Wenn Kommunikation im Internet sich nur auf elektronische Mail beschränkte, wäre die ganze Sache auf die Dauer recht langweilig. Die richtige Würze kommt erst durch einen weiteren Netzdienst hinzu, die Usenet News. Sie stellen so etwas wie ein weltweites Forum Romanum dar, wo jede Netzbürgerin und jeder Netzbürger unzensiert ihre Meinung abgeben, Fragen stellen oder Information verbreiten können.

Diskussionen finden in sogenannten Newsgruppen statt, die nach Themen organisiert sind und ähnlich wie eine Wandzeitung funktionieren. Teilnehmer, die einen Beitrag leisten wollen, schreiben einen meist kurzen Text (Artikel  genannt) und speisen ihn ins Usenet ein, das ihn dann weltweit verteilt.

Die Themen der einzelnen Gruppen reichen vom Technischen über Politik bis zum puren Nonsens. Umgangston und Informationsgehalt unterscheiden sich zwischen einzelnen Gruppen teilweise dramatisch. Wenn in manchen Gruppen täglich an die hundert Artikel erscheinen, verwundert es kaum, daß aus manchen Diskussionen ein wüstes Durcheinander wird. Und es gibt Gruppen mit wesentlich höherer Beteiligung.

Die genaue Größe des Usenet kennt niemand, sie läßt sich nur schätzen. Es gibt derzeit an die 5000 Newsgruppen, in denen monatlich um die 3 Millionen Artikel erscheinen. Das Gesamtvolumen bewegt sich auf die 200 Megabytes täglich zu...
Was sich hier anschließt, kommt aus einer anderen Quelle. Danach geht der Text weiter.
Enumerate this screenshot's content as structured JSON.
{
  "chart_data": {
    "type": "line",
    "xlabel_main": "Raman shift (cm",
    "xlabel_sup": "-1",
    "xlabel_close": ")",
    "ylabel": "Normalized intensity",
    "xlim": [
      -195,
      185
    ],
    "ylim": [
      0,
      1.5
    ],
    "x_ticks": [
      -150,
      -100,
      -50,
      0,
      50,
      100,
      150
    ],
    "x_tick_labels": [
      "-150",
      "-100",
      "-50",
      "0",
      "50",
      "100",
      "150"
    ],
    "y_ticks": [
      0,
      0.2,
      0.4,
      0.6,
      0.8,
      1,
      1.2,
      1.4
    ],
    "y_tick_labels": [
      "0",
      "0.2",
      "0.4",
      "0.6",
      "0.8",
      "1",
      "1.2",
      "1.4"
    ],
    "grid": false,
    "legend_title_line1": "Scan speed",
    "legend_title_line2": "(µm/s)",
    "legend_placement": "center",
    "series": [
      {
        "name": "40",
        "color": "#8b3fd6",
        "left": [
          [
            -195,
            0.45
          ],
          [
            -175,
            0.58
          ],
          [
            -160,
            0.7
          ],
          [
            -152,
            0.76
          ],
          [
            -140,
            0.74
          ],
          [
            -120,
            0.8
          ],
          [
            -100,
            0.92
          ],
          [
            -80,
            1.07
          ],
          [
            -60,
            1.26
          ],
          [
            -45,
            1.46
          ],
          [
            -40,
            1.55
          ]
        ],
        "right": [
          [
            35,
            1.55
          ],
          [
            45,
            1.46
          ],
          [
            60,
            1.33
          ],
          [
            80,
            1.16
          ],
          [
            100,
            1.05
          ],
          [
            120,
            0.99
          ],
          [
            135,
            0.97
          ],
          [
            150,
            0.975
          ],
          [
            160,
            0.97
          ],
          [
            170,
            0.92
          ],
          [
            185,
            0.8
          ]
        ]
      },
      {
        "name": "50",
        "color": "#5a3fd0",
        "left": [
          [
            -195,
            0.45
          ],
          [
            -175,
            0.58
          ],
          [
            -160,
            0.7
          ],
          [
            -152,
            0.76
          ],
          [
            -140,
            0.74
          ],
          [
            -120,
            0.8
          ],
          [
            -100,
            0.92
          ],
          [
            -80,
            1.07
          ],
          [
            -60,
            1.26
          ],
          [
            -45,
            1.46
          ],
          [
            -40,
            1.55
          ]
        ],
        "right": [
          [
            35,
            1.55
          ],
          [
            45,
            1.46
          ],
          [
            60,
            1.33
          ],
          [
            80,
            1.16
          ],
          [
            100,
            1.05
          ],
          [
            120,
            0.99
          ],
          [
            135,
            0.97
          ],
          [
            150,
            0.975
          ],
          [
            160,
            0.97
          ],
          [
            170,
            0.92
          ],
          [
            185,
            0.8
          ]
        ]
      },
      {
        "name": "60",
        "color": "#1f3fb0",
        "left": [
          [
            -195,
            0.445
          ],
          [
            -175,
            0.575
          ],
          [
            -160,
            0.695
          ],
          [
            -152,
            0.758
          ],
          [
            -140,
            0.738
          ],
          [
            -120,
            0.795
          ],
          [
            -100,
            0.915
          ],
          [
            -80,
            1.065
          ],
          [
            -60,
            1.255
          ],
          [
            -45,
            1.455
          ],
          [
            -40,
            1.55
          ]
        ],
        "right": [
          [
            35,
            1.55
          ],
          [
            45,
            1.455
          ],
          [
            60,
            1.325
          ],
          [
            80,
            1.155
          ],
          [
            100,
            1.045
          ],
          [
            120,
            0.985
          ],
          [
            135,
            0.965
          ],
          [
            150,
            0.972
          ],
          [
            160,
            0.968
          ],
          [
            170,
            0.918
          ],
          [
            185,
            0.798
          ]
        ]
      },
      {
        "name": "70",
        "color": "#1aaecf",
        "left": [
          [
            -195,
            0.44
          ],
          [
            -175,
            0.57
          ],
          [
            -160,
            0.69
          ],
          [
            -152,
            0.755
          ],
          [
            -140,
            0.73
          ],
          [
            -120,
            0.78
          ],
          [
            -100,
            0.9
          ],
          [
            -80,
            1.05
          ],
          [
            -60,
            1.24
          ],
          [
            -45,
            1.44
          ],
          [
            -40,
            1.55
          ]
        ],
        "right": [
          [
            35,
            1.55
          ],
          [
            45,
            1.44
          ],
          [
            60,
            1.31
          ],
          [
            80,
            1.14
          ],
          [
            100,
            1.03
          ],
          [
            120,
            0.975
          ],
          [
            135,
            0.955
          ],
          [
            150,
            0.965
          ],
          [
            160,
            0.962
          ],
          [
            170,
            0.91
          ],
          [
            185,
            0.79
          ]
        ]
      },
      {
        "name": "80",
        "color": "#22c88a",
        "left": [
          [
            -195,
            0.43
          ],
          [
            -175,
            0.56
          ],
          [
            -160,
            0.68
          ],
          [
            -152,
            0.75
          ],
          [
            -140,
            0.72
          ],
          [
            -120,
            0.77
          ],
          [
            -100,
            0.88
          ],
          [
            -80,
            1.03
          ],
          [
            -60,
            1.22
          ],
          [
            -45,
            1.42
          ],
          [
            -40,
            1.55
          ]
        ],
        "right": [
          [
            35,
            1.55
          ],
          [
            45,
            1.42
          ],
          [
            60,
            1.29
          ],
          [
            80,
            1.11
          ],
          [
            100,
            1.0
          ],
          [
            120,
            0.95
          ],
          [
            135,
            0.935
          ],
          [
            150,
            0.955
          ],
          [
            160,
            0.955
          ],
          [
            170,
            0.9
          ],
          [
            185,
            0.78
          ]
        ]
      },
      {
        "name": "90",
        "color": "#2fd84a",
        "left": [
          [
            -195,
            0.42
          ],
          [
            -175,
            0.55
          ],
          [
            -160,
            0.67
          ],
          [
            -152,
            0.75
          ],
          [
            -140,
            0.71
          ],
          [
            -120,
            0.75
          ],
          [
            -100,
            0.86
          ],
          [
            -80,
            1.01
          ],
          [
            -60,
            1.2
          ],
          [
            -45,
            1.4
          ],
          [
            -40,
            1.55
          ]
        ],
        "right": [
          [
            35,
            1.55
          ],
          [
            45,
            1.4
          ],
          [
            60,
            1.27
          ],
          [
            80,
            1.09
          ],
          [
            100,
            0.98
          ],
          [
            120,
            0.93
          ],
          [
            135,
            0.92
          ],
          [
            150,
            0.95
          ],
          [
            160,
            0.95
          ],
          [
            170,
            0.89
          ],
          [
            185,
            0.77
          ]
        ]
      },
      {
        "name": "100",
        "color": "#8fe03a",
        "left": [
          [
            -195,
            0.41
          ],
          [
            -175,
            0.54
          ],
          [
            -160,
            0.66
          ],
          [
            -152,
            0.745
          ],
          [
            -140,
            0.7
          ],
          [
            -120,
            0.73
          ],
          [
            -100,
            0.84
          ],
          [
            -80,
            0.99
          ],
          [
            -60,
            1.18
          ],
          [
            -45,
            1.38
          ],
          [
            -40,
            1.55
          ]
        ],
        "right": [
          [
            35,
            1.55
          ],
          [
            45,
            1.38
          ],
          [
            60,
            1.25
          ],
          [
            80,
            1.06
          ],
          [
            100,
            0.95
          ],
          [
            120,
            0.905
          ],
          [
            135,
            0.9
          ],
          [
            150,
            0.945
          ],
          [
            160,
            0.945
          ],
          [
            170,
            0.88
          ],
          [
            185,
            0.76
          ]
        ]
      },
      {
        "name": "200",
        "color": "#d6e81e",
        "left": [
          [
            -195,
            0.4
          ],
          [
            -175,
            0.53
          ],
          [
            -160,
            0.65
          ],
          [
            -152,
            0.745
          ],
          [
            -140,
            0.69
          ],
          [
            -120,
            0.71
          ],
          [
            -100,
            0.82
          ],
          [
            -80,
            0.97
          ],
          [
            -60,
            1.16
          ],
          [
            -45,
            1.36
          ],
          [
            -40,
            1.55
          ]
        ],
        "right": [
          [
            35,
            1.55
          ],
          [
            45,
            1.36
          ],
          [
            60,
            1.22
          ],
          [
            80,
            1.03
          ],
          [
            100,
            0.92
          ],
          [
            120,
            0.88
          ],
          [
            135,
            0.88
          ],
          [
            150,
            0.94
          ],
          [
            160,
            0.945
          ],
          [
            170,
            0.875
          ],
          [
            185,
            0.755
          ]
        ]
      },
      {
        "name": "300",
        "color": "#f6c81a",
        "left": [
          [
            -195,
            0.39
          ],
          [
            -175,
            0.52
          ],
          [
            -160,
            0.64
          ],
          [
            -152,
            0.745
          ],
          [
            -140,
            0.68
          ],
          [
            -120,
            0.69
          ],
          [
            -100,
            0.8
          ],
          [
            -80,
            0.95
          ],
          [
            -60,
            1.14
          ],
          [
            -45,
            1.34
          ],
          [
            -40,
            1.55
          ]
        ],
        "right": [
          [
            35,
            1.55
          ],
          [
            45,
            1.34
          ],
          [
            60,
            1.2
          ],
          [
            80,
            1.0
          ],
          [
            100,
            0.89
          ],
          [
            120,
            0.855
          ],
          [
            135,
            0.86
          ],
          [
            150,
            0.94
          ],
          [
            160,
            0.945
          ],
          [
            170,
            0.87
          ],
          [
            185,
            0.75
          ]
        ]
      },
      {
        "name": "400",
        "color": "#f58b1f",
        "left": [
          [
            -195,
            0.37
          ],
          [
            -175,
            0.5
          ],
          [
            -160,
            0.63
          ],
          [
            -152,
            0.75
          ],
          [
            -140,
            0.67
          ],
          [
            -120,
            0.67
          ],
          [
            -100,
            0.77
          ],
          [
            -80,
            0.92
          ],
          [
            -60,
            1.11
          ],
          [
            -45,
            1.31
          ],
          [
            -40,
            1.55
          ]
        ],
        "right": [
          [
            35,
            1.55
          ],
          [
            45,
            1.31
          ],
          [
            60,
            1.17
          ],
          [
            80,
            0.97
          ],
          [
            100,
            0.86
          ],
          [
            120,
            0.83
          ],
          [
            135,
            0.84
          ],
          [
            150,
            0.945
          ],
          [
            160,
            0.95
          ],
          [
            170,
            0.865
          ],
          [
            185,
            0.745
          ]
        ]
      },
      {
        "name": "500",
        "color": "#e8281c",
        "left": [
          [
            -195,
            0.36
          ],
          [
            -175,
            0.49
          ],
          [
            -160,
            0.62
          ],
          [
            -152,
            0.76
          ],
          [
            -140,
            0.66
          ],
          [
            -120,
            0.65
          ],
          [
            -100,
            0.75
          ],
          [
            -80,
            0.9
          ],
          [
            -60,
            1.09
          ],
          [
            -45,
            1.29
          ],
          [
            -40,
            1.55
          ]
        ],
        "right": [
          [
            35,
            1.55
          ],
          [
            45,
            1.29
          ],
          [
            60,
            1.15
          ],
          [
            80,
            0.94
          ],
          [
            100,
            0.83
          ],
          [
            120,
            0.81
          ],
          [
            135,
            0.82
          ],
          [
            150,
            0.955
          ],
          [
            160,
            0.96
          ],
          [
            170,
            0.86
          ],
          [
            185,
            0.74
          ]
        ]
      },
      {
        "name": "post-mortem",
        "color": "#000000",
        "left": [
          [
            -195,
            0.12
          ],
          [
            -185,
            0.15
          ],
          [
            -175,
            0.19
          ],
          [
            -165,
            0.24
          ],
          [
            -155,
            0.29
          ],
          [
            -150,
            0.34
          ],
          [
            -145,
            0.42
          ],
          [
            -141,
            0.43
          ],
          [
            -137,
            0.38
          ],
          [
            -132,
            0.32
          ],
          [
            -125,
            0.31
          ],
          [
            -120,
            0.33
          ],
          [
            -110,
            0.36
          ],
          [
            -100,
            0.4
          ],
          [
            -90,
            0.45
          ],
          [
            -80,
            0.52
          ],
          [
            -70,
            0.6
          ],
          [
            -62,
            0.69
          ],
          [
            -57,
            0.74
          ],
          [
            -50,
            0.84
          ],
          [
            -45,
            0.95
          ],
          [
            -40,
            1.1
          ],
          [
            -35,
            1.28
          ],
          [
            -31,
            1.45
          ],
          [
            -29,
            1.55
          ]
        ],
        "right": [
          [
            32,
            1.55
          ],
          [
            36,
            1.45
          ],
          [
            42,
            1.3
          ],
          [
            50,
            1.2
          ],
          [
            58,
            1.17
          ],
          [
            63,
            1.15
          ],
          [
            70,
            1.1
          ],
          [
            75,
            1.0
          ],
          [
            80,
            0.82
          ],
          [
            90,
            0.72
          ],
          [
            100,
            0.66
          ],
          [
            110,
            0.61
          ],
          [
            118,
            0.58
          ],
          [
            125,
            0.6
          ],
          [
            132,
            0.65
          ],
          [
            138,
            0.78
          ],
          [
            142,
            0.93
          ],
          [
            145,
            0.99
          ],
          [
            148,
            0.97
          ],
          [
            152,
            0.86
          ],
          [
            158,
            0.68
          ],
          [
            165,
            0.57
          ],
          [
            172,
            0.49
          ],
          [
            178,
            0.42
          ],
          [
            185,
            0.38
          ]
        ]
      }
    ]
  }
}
Um ansatzweise den Überblick behalten zu können, sind die Namen der Newsgruppen hierarchisch aufgebaut, so daß man schnell erkennen kann, um was es sich dabei dreht. Betrachten Sie die Gruppe comp.os.linux.announce: Sie ist Teil der Hierarchie comp, in der fast alle computer-orientierten Gruppen angesiedelt sind. Die Unterhierarchie comp.os ist für Newsgruppen da, die sich mit Betriebssystemen befassen (os ist die gängige Abkürzung für Operating System). Unsere Newsgruppe ist also eine von mehreren Gruppen für Linux-Benutzer und enthält wichtige Ankündigungen und ähnliches.
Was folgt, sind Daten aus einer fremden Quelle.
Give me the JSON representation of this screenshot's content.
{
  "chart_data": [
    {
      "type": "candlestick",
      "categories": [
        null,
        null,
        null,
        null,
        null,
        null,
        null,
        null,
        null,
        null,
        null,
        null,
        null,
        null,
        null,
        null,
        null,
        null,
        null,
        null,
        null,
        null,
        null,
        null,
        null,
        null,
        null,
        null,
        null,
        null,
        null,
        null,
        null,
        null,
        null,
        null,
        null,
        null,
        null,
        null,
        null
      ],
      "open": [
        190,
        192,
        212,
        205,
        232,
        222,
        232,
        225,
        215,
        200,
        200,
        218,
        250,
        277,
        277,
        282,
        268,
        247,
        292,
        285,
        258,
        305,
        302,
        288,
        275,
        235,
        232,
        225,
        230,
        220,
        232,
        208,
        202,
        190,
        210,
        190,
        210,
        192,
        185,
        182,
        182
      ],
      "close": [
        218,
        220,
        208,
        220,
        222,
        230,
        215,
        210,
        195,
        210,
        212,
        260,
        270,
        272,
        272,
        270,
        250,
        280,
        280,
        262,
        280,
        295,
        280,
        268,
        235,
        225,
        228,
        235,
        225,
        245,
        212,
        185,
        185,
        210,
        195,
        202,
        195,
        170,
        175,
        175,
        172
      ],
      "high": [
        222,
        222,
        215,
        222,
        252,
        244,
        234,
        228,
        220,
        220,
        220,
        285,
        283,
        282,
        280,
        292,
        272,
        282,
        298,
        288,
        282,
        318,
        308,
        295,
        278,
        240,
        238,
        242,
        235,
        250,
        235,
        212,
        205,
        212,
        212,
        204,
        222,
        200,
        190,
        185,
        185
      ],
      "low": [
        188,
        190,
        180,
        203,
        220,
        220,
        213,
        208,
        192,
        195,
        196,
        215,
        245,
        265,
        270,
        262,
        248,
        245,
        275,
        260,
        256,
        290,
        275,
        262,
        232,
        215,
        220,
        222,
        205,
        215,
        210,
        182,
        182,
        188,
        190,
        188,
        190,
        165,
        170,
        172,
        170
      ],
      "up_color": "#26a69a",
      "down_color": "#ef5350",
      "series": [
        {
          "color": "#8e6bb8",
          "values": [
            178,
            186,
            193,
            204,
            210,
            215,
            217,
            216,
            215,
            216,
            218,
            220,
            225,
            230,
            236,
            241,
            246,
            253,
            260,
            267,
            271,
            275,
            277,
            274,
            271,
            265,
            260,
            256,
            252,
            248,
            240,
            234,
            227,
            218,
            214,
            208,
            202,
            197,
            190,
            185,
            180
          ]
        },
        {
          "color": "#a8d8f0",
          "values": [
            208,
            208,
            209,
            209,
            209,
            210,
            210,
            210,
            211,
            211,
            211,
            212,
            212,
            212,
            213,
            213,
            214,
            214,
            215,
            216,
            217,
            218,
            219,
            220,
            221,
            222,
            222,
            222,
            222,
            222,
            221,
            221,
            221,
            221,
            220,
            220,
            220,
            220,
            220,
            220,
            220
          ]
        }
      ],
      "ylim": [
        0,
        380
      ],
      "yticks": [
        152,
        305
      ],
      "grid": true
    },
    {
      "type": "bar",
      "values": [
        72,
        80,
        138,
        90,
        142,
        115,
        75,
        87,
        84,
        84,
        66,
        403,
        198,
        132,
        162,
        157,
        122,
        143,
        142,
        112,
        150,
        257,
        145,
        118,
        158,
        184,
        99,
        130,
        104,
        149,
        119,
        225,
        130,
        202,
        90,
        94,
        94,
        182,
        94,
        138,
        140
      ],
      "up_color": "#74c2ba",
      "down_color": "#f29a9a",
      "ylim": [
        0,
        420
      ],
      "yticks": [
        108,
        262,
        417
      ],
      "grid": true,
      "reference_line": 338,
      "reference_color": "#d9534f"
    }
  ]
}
Neben den sieben großen Hierarchien comp, misc, news, rec, sci, soc und talk, in denen Englisch die Verkehrssprache ist, gibt es noch eine Reihe ``nationaler'' Hierarchien, z.B. de für den deutschsprachigen Raum, fr für Frankreich und fj für Japan.
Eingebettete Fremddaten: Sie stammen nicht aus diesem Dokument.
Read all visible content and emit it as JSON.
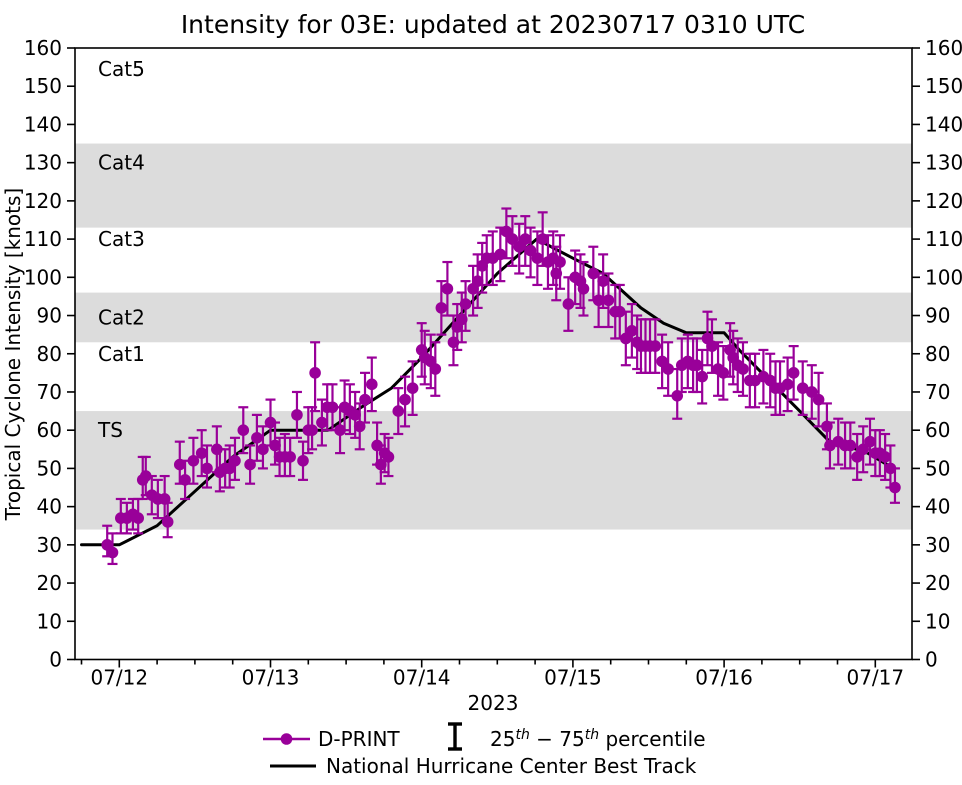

Das Einrichten (und ganz selten auch Löschen) von Newsgruppen folgt demokratischen Spielregeln: nach einer vorgeschriebenen Diskussionsphase wird abgestimmt; stimmberechtigt ist jede Person, die am Usenet teilnimmt und in der Lage ist, eine elektronische Mail abzuschicken. Die genauen Modalitäten können sich allerdings von Hierarchie zu Hierarchie unterscheiden; im deutschen Usenet gelten beispielsweise etwas andere Regeln als in den oben erwähnten ``Big Seven.'' Daneben gibt es auch noch die alt-Hierarchie,[*] in der das Anlegen von Gruppen fast völlig unreglementiert ist; hier finden sich Nischengruppen, in der eine Handvoll Enthusiasten debattiert (die erste Linux-Gruppe hieß alt.os.linux), kontroverse Gruppen wie alt.sex.*, und nicht zuletzt Bandbreitenvernichter wie alt.binaries.pictures.*, in denen digitalisierte Bilder von mehr oder minder zweifelhaftem Wert ausgetauscht werden.

Das Usenet ist sicherlich das größte und freieste Kommunikationsmedium unseres Planeten. Solange Sie einen Zugang zum Netz haben, können Sie hier Ihre Meinung unzensiert verbreiten. Die Grenzen der Toleranz werden allein durch die anderen Netzteilnehmer gesetzt, die Beschimpfungen und Beleidigungen entsprechend erwidern. Jeder Versuch einer äußeren Einflußnahme oder Zensur wird energisch bekämpft.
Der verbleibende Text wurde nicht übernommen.